朝のコーヒータイム
朝の光とともにコーヒーの香りが揺蕩ってくる。
その十数分前に目を覚ました私はぽたぽたとコーヒーがドリップされているのを待っている。
昨日、お兄ちゃんに告白される妄想をしていたら、つい夜が更けてしまって今朝はコーヒーでも飲まないととても起きていられそうにないのです。
私はコーヒーは豆をミルでひいたものしか認めない派なのですが、コーヒーではなくカフェインが好きな人はインスタントコーヒーを大量に入れて少なめのお湯で溶くとカフェインのたっぷり入ったコーヒーが手軽に飲めて楽だそうです。
なお、カフェインジャンキーはカフェインの錠剤を直で飲むらしいですが、それはさすがに邪道ではないでしょうか?
ポコポコと音が立ってきたのでドリップが終わったのでしょう、私は『二杯』ブラックコーヒーを注いでお兄ちゃんを起こしに行きます。
予想通り寝ているのでコーヒーをテーブルに置いてお兄ちゃんに大声で話しかけます。
「お兄ちゃん、朝ですよ!」
私が部屋に入っても気づきもしない、しょうがないお兄ちゃんですね……
私は布団を剥ぎ取り、無理矢理お兄ちゃんを起こします。
「なんだよこんな朝早く……」
現在午前六時、それほど早すぎるとは思えませんが、お兄ちゃんいつも寝てますからね。
「それはお兄ちゃんと一緒にコーヒーを飲むためです!」
ちゃんと二杯入れているのでお兄ちゃんと一緒なら楽しいこと間違い無しです!
「ちょっと部屋から出て待っててくれ着替える」
そういうことなので私は部屋から追い出されました、早くしないとコーヒーが冷めちゃうのですが……
「お待たせ」
部屋の中から声がしたのでドアを開けました。
お兄ちゃんは私が急いでいるのを察したのか急いで着替えてくれました。多少服装がだらしない感じですが私のためと思うと文句を言う気にはなれません。
二杯のコーヒーがまだ暖かさを残してテーブルの上にあります。
「じゃ、二人でお話ししましょうか?」
「ああ、そうだな」
お兄ちゃんがコーヒーを見て言いました。
「あの……ミルクと砂糖は?」
「コーヒーの味を楽しんでください」
私はにべもなく添加物の要求を却下しました。
というかお兄ちゃんブラック苦手なんですね、ちょっと可愛いです。
カップに口をつけて飲むと苦味とカフェインが身体をめぐっていきます、実に気持ちが良いです。
お兄ちゃんの方は苦いのが苦手なのでしょう、ちょびちょびと飲んでいるようです。
しょうがないですね……
「次までに砂糖とミルク買っておくので今日だけ我慢してください」
「ああ、頼むよ」
お兄ちゃんは自分の言ったことを理解しているのでしょうか? 『次には』と言いました、つまり、また私のコーヒーブレイクに付き合うと宣言しているのですが……
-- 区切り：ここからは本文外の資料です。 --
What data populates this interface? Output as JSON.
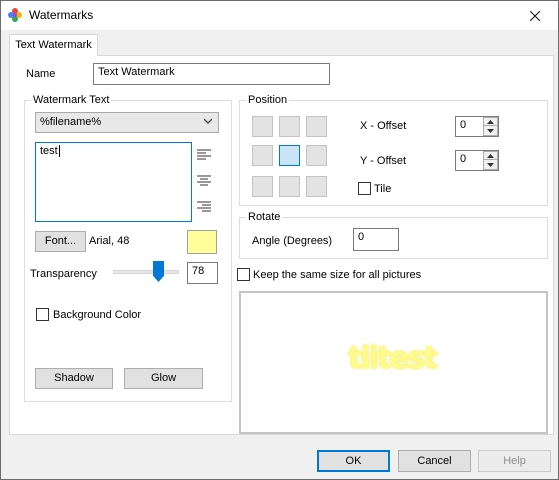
{
  "window": {
    "title": "Watermarks"
  },
  "tabs": [
    {
      "label": "Text Watermark"
    }
  ],
  "name_row": {
    "label": "Name",
    "value": "Text Watermark"
  },
  "watermark_text": {
    "group_title": "Watermark Text",
    "dropdown_value": "%filename%",
    "text_value": "test",
    "font_button": "Font...",
    "font_desc": "Arial, 48",
    "color": "#ffff99"
  },
  "transparency": {
    "label": "Transparency",
    "value": "78",
    "level_fraction": 0.78
  },
  "background_color": {
    "label": "Background Color",
    "checked": false
  },
  "effects": {
    "shadow": "Shadow",
    "glow": "Glow"
  },
  "position": {
    "group_title": "Position",
    "selected": "middle-center",
    "x_offset_label": "X - Offset",
    "x_offset_value": "0",
    "y_offset_label": "Y - Offset",
    "y_offset_value": "0",
    "tile_label": "Tile",
    "tile_checked": false
  },
  "rotate": {
    "group_title": "Rotate",
    "angle_label": "Angle (Degrees)",
    "angle_value": "0"
  },
  "keep_size": {
    "label": "Keep the same size for all pictures",
    "checked": false
  },
  "preview": {
    "text": "tiitest",
    "color": "#fffa8a"
  },
  "footer": {
    "ok": "OK",
    "cancel": "Cancel",
    "help": "Help"
  },
  "icons": {
    "app": "watermark-app-icon",
    "close": "close-icon",
    "dropdown": "chevron-down-icon"
  }
}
なんにせよ一人より二人が良いので私は特に口を挟まず話題を変えます。
「プログラミングの方はどうですか?」
お兄ちゃんは応えにくそうに言う。
「いやあ、三角関数とか微分とかよく思いついたよなって思うよ」
そうですね、大抵の本は単純なことをわかりにくく書いているのであの辺が難しく感じるのは当然でしょう。
「まあ、思いついた人はもう亡くなっているので恨み言を言ってもしょうがないですよ?」
お兄ちゃんは一つため息をついて私の事情について聞いてきた。私は完璧な妹を目指しているので答えは決まっている。
「大丈夫です! 五教科バッチリ点取ってますよ」
「羨ましいことで……」
別に自慢したつもりはないのですが、お兄ちゃんからすれば妹の方が優秀というのはプライドを傷つけられたのかもしれません、ちょっと悪いことしましたかね……
「ま、いきなりオライリーがキツかったってだけじゃないですか? 背伸びしすぎですよ」
あの出版社の本、子供向け以外はマジでわかりにくいですからね。
ピリリ
そんなとき、私の腕時計が時間を告げる。残念ですが朝のコーヒータイムは終わりのようです。
「じゃあお兄ちゃん、私は学校行ってきますね」
「ああ、ミルクと砂糖もよろしく」
なんだ……結構乗り気なんじゃないですか。
私は今日、結構気分よく登校できたのでした。